Though the Legislature is now meeting informally, as formal sessions ended on July 31, hope remains that a significant economic development bill will be passed this fall.

Legislators tabled a $4 billion economic development bill at the end of July when it came to light that a large portion of the state’s fiscal 2022 budget surplus would need to be returned to taxpayers under a 1986 law known as Chapter 62F. On Sept. 15, State Auditor Suzanne Bump certified that $2.94 billion must be returned to taxpayers.

The bill that was tabled would have used a blend of surplus revenue, bond authorizations and state American Rescue Plan Act funding to make significant investments in MassWorks, environmental infrastructure, the Clean Water Trust Fund and affordable housing, among other priorities. Because bond authorizations require a roll call vote, which cannot occur during informal sessions, any updated economic development bill is likely to look different than earlier iterations.

Legislative leaders have signaled a strong desire to pass an economic development bill and a 2022 closeout budget now that the budget surplus number has been finalized.
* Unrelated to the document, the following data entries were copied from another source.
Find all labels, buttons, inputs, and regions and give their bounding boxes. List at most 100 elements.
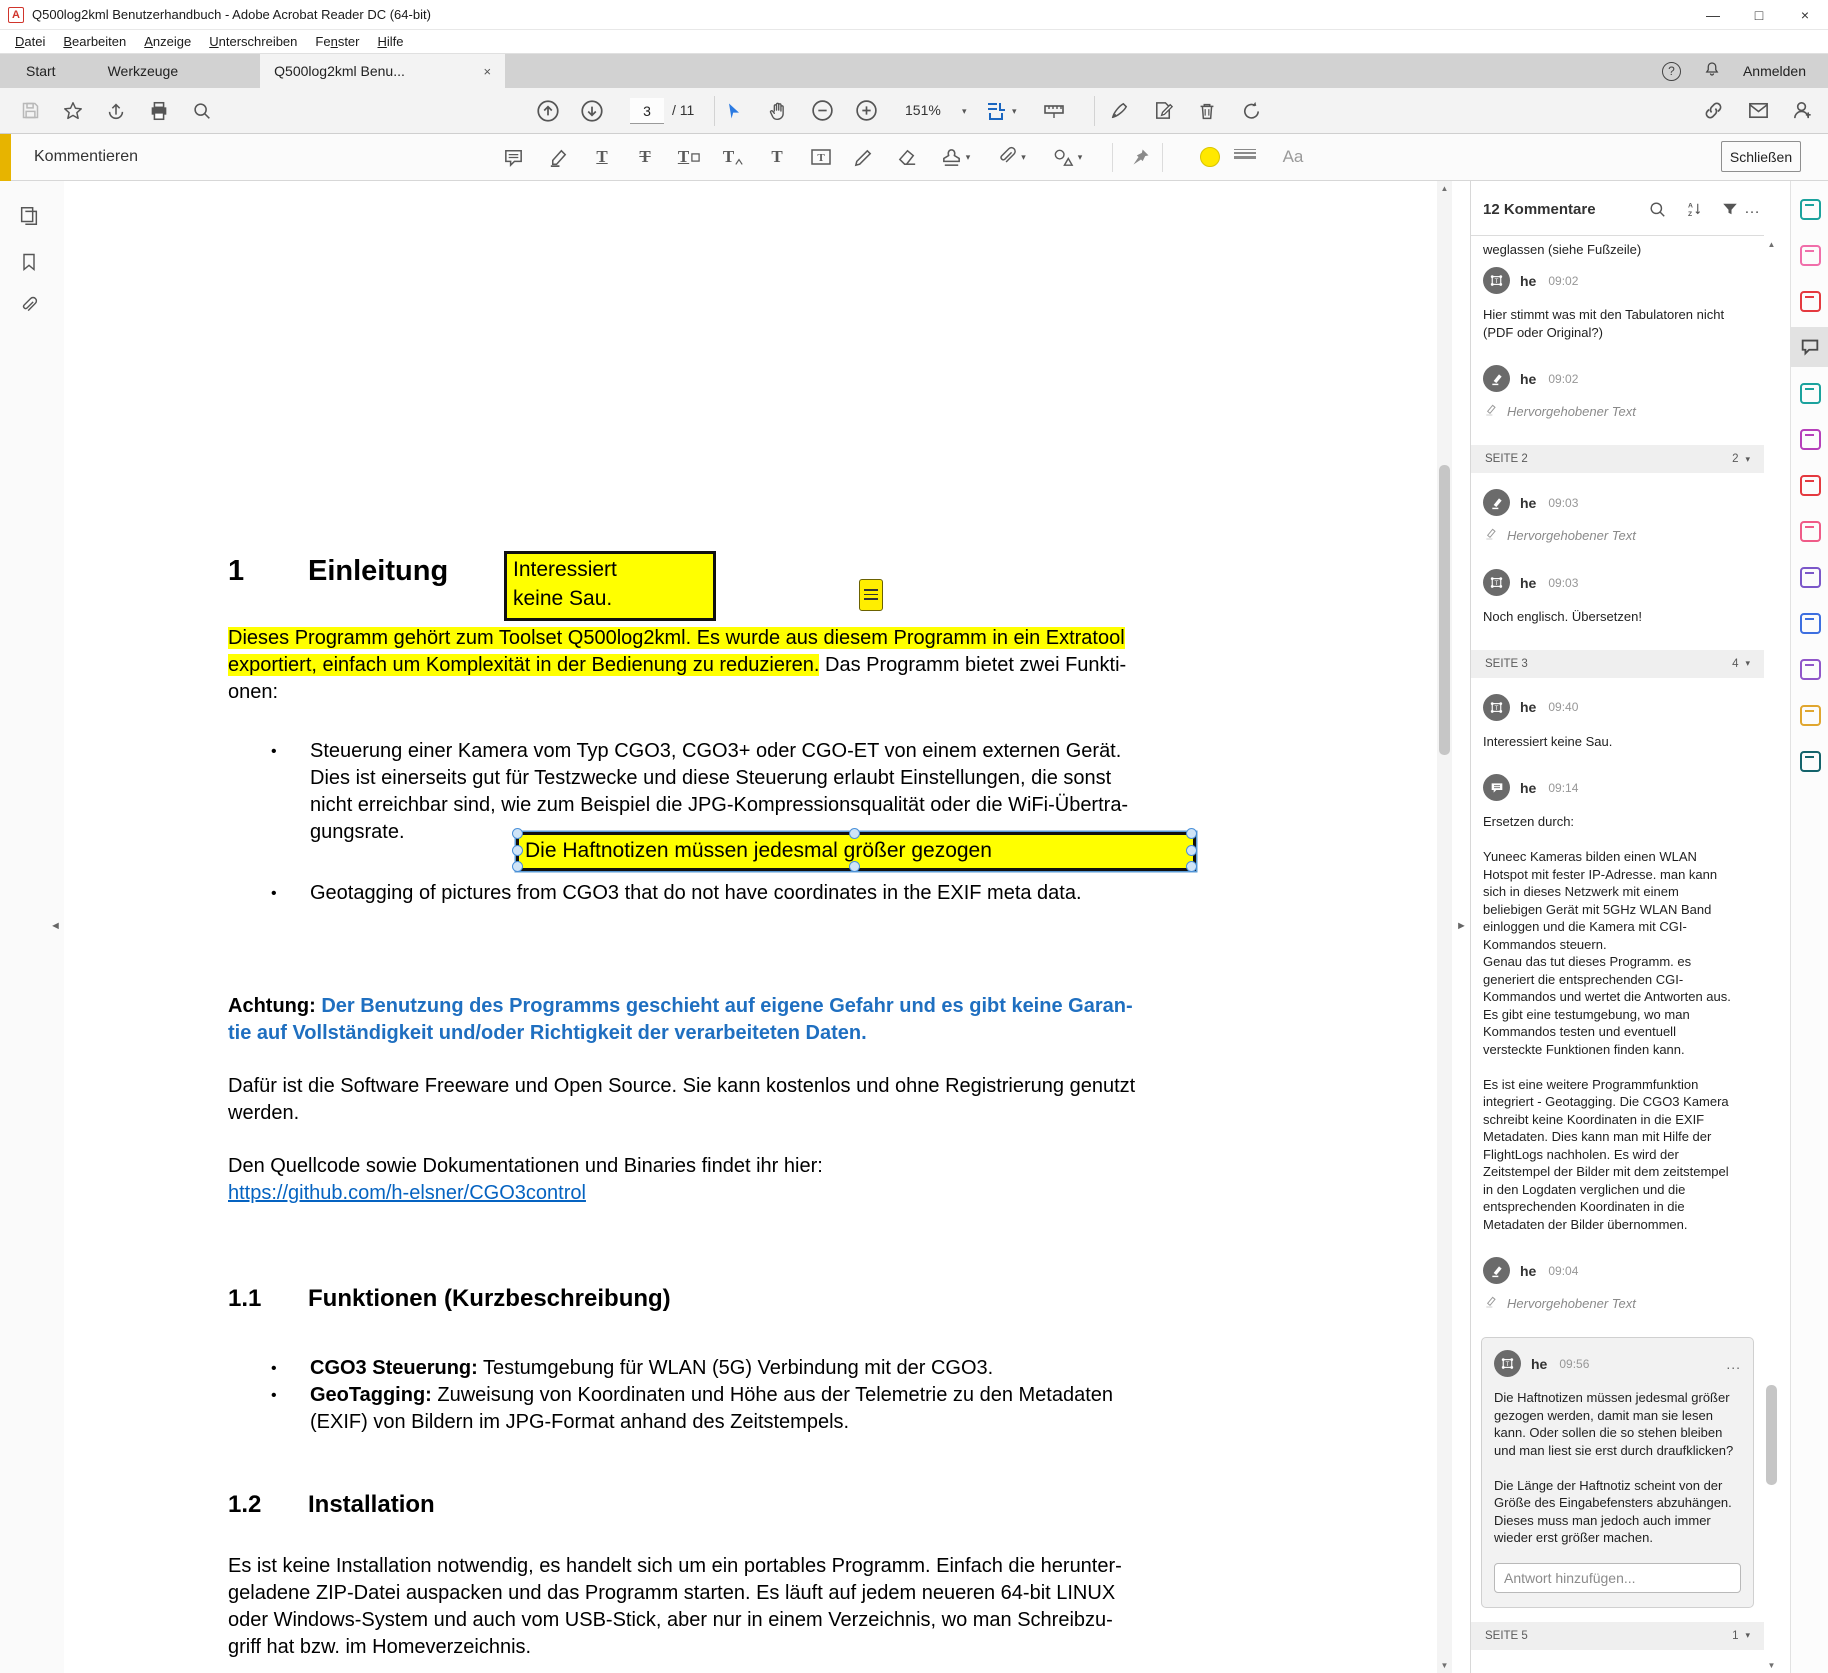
stamp-icon[interactable]: ▾ xyxy=(938,140,972,174)
options-ellipsis-icon[interactable]: … xyxy=(1743,198,1761,220)
comments-scroll-thumb[interactable] xyxy=(1766,1385,1777,1485)
text-style-icon[interactable]: Aa xyxy=(1276,140,1310,174)
page-fit-icon[interactable] xyxy=(980,95,1012,127)
attachments-icon[interactable] xyxy=(16,293,42,319)
tab-close-icon[interactable]: × xyxy=(484,64,492,79)
zoom-out-icon[interactable] xyxy=(806,95,838,127)
comments-scroll-down-icon[interactable]: ▼ xyxy=(1764,1658,1779,1673)
document-scroll-thumb[interactable] xyxy=(1439,465,1450,755)
menu-anzeige[interactable]: Anzeige xyxy=(135,32,200,51)
scroll-down-icon[interactable]: ▼ xyxy=(1437,1658,1452,1673)
doc-link[interactable]: https://github.com/h-elsner/CGO3control xyxy=(228,1182,586,1204)
scan-ocr-tool[interactable] xyxy=(1791,603,1828,643)
attach-file-icon[interactable]: ▾ xyxy=(994,140,1028,174)
menu-bearbeiten[interactable]: Bearbeiten xyxy=(54,32,135,51)
page-section-header[interactable]: SEITE 22▾ xyxy=(1471,445,1764,473)
comment-item[interactable]: The09:40Interessiert keine Sau. xyxy=(1483,694,1752,751)
line-thickness-icon[interactable] xyxy=(1234,140,1268,174)
comment-options-icon[interactable]: ... xyxy=(1726,1356,1741,1372)
menu-datei[interactable]: Datei xyxy=(6,32,54,51)
link-share-icon[interactable] xyxy=(1697,95,1729,127)
comment-item[interactable]: The09:03Noch englisch. Übersetzen! xyxy=(1483,569,1752,626)
export-pdf-tool[interactable] xyxy=(1791,189,1828,229)
sticky-note-annotation-icon[interactable] xyxy=(859,579,883,611)
tab-start[interactable]: Start xyxy=(0,54,82,88)
close-button[interactable]: × xyxy=(1782,0,1828,29)
selection-handle[interactable] xyxy=(849,861,860,872)
combine-files-tool[interactable] xyxy=(1791,373,1828,413)
comment-item[interactable]: he09:03Hervorgehobener Text xyxy=(1483,489,1752,545)
zoom-level-caret-icon[interactable]: ▾ xyxy=(962,106,967,117)
close-comment-button[interactable]: Schließen xyxy=(1721,141,1801,172)
page-up-icon[interactable] xyxy=(532,95,564,127)
sign-in-link[interactable]: Anmelden xyxy=(1743,63,1806,79)
select-tool-icon[interactable] xyxy=(718,95,750,127)
tab-werkzeuge[interactable]: Werkzeuge xyxy=(82,54,205,88)
selection-handle[interactable] xyxy=(512,845,523,856)
strikethrough-text-icon[interactable]: T xyxy=(628,140,662,174)
comment-tool[interactable] xyxy=(1791,327,1828,367)
selection-handle[interactable] xyxy=(1186,861,1197,872)
collapse-left-panel-icon[interactable]: ◄ xyxy=(50,920,61,932)
fill-sign-icon[interactable] xyxy=(1147,95,1179,127)
comment-item[interactable]: The09:02Hier stimmt was mit den Tabulato… xyxy=(1483,267,1752,341)
search-comments-icon[interactable] xyxy=(1646,198,1668,220)
draw-pencil-icon[interactable] xyxy=(846,140,880,174)
underline-text-icon[interactable]: T xyxy=(585,140,619,174)
sign-pen-icon[interactable] xyxy=(1103,95,1135,127)
chevron-down-icon[interactable]: ▾ xyxy=(1745,454,1750,465)
selection-handle[interactable] xyxy=(1186,828,1197,839)
comments-scroll-up-icon[interactable]: ▲ xyxy=(1764,237,1779,252)
find-icon[interactable] xyxy=(186,95,218,127)
organize-pages-tool[interactable] xyxy=(1791,419,1828,459)
zoom-level-label[interactable]: 151% xyxy=(905,102,941,118)
maximize-button[interactable]: □ xyxy=(1736,0,1782,29)
bookmarks-icon[interactable] xyxy=(16,249,42,275)
replace-text-icon[interactable]: T xyxy=(672,140,706,174)
tab-document[interactable]: Q500log2kml Benu... × xyxy=(260,54,505,88)
hand-tool-icon[interactable] xyxy=(762,95,794,127)
page-section-header[interactable]: SEITE 51▾ xyxy=(1471,1622,1764,1650)
request-signatures-tool[interactable] xyxy=(1791,649,1828,689)
compress-pdf-tool[interactable] xyxy=(1791,465,1828,505)
more-tools[interactable] xyxy=(1791,741,1828,781)
comment-item[interactable]: he09:04Hervorgehobener Text xyxy=(1483,1257,1752,1313)
filter-comments-icon[interactable] xyxy=(1719,198,1741,220)
share-upload-icon[interactable] xyxy=(100,95,132,127)
page-section-header[interactable]: SEITE 34▾ xyxy=(1471,650,1764,678)
keep-tool-pin-icon[interactable] xyxy=(1124,140,1158,174)
color-swatch-icon[interactable] xyxy=(1193,140,1227,174)
minimize-button[interactable]: — xyxy=(1690,0,1736,29)
zoom-in-icon[interactable] xyxy=(850,95,882,127)
insert-text-icon[interactable]: T xyxy=(716,140,750,174)
menu-hilfe[interactable]: Hilfe xyxy=(368,32,412,51)
selection-handle[interactable] xyxy=(849,828,860,839)
bell-icon[interactable] xyxy=(1703,60,1721,83)
comment-item[interactable]: The09:56...Die Haftnotizen müssen jedesm… xyxy=(1481,1337,1754,1608)
add-text-comment-icon[interactable]: T xyxy=(760,140,794,174)
chevron-down-icon[interactable]: ▾ xyxy=(1745,1630,1750,1641)
ruler-measure-icon[interactable] xyxy=(1038,95,1070,127)
email-icon[interactable] xyxy=(1742,95,1774,127)
selection-handle[interactable] xyxy=(1186,845,1197,856)
page-thumbnails-icon[interactable] xyxy=(16,203,42,229)
document-scrollbar[interactable]: ▲ ▼ xyxy=(1437,181,1452,1673)
page-number-input[interactable] xyxy=(630,98,664,124)
add-text-box-icon[interactable]: T xyxy=(804,140,838,174)
sort-az-icon[interactable]: AZ xyxy=(1683,198,1705,220)
comment-partial-text[interactable]: weglassen (siehe Fußzeile) xyxy=(1483,240,1752,267)
sticky-note-icon[interactable] xyxy=(496,140,530,174)
reply-input[interactable] xyxy=(1494,1563,1741,1593)
fill-sign-tool[interactable] xyxy=(1791,511,1828,551)
protect-tool[interactable] xyxy=(1791,557,1828,597)
annotation-textbox-selected[interactable]: Die Haftnotizen müssen jedesmal größer g… xyxy=(516,832,1196,871)
comments-scrollbar[interactable]: ▲ ▼ xyxy=(1764,237,1779,1673)
save-icon[interactable] xyxy=(14,95,46,127)
erase-icon[interactable] xyxy=(890,140,924,174)
star-favorite-icon[interactable] xyxy=(57,95,89,127)
undo-icon[interactable] xyxy=(1235,95,1267,127)
edit-pdf-tool[interactable] xyxy=(1791,235,1828,275)
chevron-down-icon[interactable]: ▾ xyxy=(1745,658,1750,669)
page-down-icon[interactable] xyxy=(576,95,608,127)
drawing-shapes-icon[interactable]: ▾ xyxy=(1050,140,1084,174)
Passing legislation in informal sessions requires unanimous consent among legislators (a single objection can stop legislation), a factor that will play an important role on both the scope and timing of what may move forward.

The state still has roughly $2.3 billion in ARPA funding, which must be obligated by the end of 2024 and expended by the end of 2026. The MMA has strongly urged the Legislature to allocate the remaining ARPA funding as quickly as possible to support shovel-ready local projects and avoid the risk of any potential federal clawback of funding.